Hubbard (2014) secara s mendefinisikan kapital manusia sebagai akumulasi keahlian dan pengetahuan yang diperoleh dari edukasi, pelatihan, atau pengalaman. 

Melengkapi definisi tersebut, OECD (2001) menjabarkan kapital manusia menjadi empat hal: pengetahuan, keahlian, kompetensi, dan atribut yang tertanam dalam diri individu dan memfasilitasi penciptaan kesejahteraan personal, sosial, serta ekonomi.

Human Capital Index (HCI), yang disusun oleh World Bank, merupakan salah satu indikator yang dapat digunakan untuk mengukur secara kuantitatif kapital manusia. 

Secara spesifik, ekspektasi kapital manusia yang akan diperoleh anak ketika berumur 18 tahun, dengan menimbang risiko kesehatan buruk dan pendidikan buruk di negara anak tersebut tinggal. 

Data yang dirilis oleh World Bank pada tahun 2018 menunjukkan bahwa Singapura merupakan negara dengan nilai HCI tertinggi---sebesar 0,88---dibanding 158 negara lain. 

Sebaliknya, Chad memiliki nilai HCI terendah, yaitu sebesar 0,29. Sementara itu, Indonesia dengan nilai HCI sebesar 0,52 menempati posisi 88 dari 158 negara. 
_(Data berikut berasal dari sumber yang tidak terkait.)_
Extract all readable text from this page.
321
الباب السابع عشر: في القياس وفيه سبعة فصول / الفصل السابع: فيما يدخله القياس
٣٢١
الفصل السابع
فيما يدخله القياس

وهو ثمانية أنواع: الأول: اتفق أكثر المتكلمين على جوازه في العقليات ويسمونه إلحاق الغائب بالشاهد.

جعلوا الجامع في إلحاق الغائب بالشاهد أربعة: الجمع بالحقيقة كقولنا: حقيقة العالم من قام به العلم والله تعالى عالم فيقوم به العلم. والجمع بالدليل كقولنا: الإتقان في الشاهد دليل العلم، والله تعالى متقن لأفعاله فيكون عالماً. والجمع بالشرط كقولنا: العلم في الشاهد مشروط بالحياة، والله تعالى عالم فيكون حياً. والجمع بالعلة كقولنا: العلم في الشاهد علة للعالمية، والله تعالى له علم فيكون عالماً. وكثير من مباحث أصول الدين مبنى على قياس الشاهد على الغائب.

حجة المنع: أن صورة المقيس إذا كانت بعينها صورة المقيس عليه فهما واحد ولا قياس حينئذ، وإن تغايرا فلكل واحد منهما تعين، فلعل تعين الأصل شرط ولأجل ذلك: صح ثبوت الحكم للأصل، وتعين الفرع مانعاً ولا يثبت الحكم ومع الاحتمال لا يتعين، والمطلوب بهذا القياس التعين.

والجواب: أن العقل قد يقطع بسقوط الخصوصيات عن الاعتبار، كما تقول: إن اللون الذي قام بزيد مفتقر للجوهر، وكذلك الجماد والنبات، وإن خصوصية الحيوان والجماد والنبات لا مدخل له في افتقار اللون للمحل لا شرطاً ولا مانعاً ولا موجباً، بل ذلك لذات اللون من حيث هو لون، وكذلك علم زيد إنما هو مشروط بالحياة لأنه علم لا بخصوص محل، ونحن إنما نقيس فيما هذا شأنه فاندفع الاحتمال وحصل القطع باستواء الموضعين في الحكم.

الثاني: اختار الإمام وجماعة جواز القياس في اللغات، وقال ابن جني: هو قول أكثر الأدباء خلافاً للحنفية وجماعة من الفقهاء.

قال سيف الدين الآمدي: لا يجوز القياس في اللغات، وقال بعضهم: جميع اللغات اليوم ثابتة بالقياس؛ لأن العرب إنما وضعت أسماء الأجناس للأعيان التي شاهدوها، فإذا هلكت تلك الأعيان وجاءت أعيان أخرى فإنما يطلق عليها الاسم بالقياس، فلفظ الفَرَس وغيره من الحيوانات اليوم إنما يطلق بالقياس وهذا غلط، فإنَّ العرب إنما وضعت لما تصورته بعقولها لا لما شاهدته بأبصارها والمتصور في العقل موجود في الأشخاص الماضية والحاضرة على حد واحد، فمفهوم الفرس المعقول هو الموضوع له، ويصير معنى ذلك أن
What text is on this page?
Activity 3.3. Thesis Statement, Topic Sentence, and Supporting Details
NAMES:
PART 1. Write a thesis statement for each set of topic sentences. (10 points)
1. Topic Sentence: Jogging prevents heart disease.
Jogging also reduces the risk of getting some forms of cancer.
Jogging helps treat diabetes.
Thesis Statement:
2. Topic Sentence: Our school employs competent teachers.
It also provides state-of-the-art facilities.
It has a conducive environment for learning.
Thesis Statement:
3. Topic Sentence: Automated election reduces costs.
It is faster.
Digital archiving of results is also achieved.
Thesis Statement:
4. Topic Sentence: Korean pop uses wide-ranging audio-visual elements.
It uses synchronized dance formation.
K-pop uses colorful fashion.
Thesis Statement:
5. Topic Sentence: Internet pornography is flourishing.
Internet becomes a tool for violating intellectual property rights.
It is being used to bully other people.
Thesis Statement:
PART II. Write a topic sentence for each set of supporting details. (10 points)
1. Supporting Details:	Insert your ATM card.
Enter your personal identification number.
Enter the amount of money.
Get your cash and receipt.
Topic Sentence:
Angka tersebut menunjukkan bahwa dengan kondisi pendidikan dan kesehatan Indonesia terkini, anak terlahir sekarang hanya akan 0,52 atau setengah produktif dari tolak ukur di mana Indonesia memiliki kualitas pendidikan dan kesehatan yang optimal.

diolah dari world bank 2018
diolah dari world bank 2018
diolah dari world bank 2018
diolah dari world bank 2018
Shao dan Yang (2014) menyusun sebuah model konseptual untuk menjelaskan mekanisme bekerjanya perekonomian yang didasarkan pada akumulasi kapital manusia. Model ini diilustrasikan pada Gambar 1 di bawah.

Shao dan Yang (2014)
Shao dan Yang (2014)
Akumulasi kapital manusia—dari berkeahlian rendah menjadi berkeahlian tinggi—merupakan hasil investasi dalam bentuk pendidikan. 

Peningkatan hasil investasi pendidikan akan mendorong pertumbuhan ekonomi baik secara langsung— meningkatkan output dengan menstimulus rumah tangga untuk meningkatkan intensitas tenaga kerja—maupun secara tidak langsung—meningkatkan permintaan akan pendidikan untuk meningkatkan akumulasi kapital manusia. 

Imbasnya, pertumbuhan ekonomi dapat meningkatkan hasil investasi pendidikan dan kemudian meningkatkan permintaan akan pendidikan yang pada akhirnya kembali meningkatkan pertumbuhan, begitu seterusnya sehingga membentuk sebuah siklus pertumbuhan berkelanjutan. 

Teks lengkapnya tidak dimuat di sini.